First off, there really should be pictures with this post. And there would be, except . . . we have new kittens. They are very distracting. You’re lucky you got a blog post at all this week! Especially since I’m spending a lot of time removing the kittens from my keyboard so I can write this.
When I started focusing on my immediate surroundings as a source of magic, I started thinking about plants much differently. Suddenly any plant could be the right one for a spell or offering.
Including Nasturtiums, those wonderful orange, red, and yellow flowers that grow so well alongside vegetables, attracting pollinators and offering up edible leaves and blossoms.
I’ll be honest, I’ve never used them for any metaphysical purposes before. But as I was casting around for an “N” topic, I came up against a sad shortage of plants whose name began with N. Then I looked out into my tiny garden and there were those bright blossoms flashing in the sunlight.
So how might one work with Nasturtium? I’ve not found it addressed in any of my books on magical herbs, which is exciting–it means I get to learn directly from the plant instead of from a book.
Nasturtiums, as I mentioned, are edible. They have a slight hot, peppery flavor. They bloom primarily in shades of yellow, red and orange, and they do very well in hot, bright sunlight. So I would associate them with the element of fire–and I can imagine nasturtiums presiding over the fire portion of a ritual circle very nicely.
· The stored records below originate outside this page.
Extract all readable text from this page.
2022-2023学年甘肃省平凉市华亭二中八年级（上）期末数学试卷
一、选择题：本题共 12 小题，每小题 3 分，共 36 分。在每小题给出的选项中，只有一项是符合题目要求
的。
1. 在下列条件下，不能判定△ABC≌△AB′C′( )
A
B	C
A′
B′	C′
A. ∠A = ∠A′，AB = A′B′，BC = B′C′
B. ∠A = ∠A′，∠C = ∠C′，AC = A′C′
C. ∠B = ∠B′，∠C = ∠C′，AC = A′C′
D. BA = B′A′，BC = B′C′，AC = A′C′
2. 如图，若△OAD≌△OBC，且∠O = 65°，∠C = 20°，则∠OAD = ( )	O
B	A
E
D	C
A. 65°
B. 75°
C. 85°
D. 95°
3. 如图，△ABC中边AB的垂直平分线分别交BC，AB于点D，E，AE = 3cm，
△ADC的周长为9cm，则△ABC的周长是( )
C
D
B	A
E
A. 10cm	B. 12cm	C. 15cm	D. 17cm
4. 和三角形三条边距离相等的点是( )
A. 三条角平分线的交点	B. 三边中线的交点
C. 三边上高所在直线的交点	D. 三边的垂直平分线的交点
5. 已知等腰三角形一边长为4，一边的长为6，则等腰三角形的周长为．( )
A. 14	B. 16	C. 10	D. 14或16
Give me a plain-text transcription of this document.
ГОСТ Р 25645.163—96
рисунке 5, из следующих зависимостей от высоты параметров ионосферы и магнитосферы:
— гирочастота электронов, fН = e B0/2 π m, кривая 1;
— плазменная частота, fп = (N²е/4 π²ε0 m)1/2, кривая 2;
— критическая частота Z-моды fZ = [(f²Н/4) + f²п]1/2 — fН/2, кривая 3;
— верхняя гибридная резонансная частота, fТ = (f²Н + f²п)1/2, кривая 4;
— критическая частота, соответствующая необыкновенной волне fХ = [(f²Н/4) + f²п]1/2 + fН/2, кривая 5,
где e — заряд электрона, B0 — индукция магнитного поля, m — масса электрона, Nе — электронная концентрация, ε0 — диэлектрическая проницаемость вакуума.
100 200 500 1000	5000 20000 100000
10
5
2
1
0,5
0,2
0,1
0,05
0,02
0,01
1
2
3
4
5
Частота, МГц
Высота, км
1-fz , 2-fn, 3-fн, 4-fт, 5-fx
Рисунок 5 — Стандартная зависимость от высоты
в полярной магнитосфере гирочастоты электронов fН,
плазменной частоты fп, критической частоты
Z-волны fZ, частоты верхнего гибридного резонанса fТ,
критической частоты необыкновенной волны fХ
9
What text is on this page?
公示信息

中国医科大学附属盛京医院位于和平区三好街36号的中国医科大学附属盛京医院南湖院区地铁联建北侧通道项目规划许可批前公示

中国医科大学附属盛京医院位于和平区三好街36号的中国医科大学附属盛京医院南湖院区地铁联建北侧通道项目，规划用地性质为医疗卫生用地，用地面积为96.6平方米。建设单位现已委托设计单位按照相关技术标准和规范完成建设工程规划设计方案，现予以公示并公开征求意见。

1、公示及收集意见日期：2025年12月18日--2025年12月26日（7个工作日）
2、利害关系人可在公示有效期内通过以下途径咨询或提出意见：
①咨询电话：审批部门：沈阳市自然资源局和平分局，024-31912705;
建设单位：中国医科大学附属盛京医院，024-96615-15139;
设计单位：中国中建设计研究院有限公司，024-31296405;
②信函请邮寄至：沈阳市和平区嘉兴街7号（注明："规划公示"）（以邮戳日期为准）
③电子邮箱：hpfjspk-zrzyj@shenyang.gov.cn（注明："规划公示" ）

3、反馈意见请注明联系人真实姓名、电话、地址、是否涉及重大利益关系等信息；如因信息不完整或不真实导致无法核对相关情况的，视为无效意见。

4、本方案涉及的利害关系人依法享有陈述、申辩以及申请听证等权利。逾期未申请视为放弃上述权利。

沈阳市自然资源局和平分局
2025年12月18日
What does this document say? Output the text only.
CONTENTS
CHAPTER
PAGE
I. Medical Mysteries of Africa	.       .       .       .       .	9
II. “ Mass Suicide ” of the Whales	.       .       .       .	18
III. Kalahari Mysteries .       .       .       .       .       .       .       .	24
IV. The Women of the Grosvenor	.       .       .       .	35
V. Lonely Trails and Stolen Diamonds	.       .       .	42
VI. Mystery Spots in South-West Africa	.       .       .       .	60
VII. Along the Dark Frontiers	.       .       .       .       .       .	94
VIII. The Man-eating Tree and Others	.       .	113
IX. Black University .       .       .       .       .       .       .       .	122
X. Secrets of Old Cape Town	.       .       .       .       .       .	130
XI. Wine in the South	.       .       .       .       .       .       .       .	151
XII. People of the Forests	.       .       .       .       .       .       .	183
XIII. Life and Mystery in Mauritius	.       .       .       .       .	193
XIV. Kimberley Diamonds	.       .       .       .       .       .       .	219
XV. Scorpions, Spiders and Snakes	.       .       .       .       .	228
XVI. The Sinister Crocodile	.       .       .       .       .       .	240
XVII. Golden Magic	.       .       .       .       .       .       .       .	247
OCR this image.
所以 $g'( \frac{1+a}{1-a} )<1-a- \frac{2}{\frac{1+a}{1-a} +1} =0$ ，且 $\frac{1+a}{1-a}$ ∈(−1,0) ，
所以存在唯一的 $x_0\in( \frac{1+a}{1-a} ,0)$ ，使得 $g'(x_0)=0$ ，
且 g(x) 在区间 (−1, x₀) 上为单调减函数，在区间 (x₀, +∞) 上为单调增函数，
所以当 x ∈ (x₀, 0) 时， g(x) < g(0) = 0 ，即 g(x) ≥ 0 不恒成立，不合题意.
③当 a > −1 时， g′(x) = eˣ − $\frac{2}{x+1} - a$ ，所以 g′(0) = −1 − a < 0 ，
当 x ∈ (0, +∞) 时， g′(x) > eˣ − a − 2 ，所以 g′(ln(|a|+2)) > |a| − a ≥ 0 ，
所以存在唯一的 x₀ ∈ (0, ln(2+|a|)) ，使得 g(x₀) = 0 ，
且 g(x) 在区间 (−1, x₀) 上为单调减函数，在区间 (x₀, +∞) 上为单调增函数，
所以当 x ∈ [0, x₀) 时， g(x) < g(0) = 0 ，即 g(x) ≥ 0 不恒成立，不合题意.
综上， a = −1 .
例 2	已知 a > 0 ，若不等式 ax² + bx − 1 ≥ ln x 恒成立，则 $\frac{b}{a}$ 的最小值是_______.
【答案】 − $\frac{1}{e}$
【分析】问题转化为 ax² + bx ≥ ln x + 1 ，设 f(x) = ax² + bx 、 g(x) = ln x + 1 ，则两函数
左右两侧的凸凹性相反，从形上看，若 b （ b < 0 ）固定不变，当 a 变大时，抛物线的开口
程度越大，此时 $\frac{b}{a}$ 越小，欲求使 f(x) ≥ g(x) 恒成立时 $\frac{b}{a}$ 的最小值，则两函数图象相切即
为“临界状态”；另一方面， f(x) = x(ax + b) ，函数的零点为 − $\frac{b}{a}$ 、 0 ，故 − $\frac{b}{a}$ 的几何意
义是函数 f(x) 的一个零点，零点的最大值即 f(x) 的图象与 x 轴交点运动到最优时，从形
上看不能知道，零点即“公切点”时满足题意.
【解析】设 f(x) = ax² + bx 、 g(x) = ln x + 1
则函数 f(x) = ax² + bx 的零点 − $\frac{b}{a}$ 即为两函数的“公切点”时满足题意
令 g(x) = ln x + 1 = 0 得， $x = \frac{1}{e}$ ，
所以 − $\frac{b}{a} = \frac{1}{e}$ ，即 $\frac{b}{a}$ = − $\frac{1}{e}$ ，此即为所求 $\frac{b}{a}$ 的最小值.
As for what kinds of magic they would be useful for, I look at their personality. They’re happy in the vegetable garden. They’re nice to eat. Their energy is bright and cheerful and playful. This suggests to me a possible use of the flowers in blessings–especially for the home and the garden. It also seems they’d be very fitting as part of a summery outdoor handfasting–that happy companionship they offer would be a good addition to ones wishes for a lifelong romantic partnership.
Nasturtium leaves are quite distinct. They have a little circle at their center, where the leaf attaches to the stalk. The veins radiate out from this center point. They look like little green shields. Vines covered in these leaves spread thickly over garden soil, shading it from hot sun. They feel very protective to me.
The combination of the two makes me think nasturtiums are perfect for blessing a new home and garden–and that nasturtium plants would be a lovely housewarming gift (as long as the recipient is likely to plant them).
And given their fiery nature, I’m now thinking they’d be a great plant to put on the altar as an offering for Brigid, or any deity associated with fire (especially fire as used by humans, like hearth and forge).
So if y’all decide to experiment with them, let me know how it goes.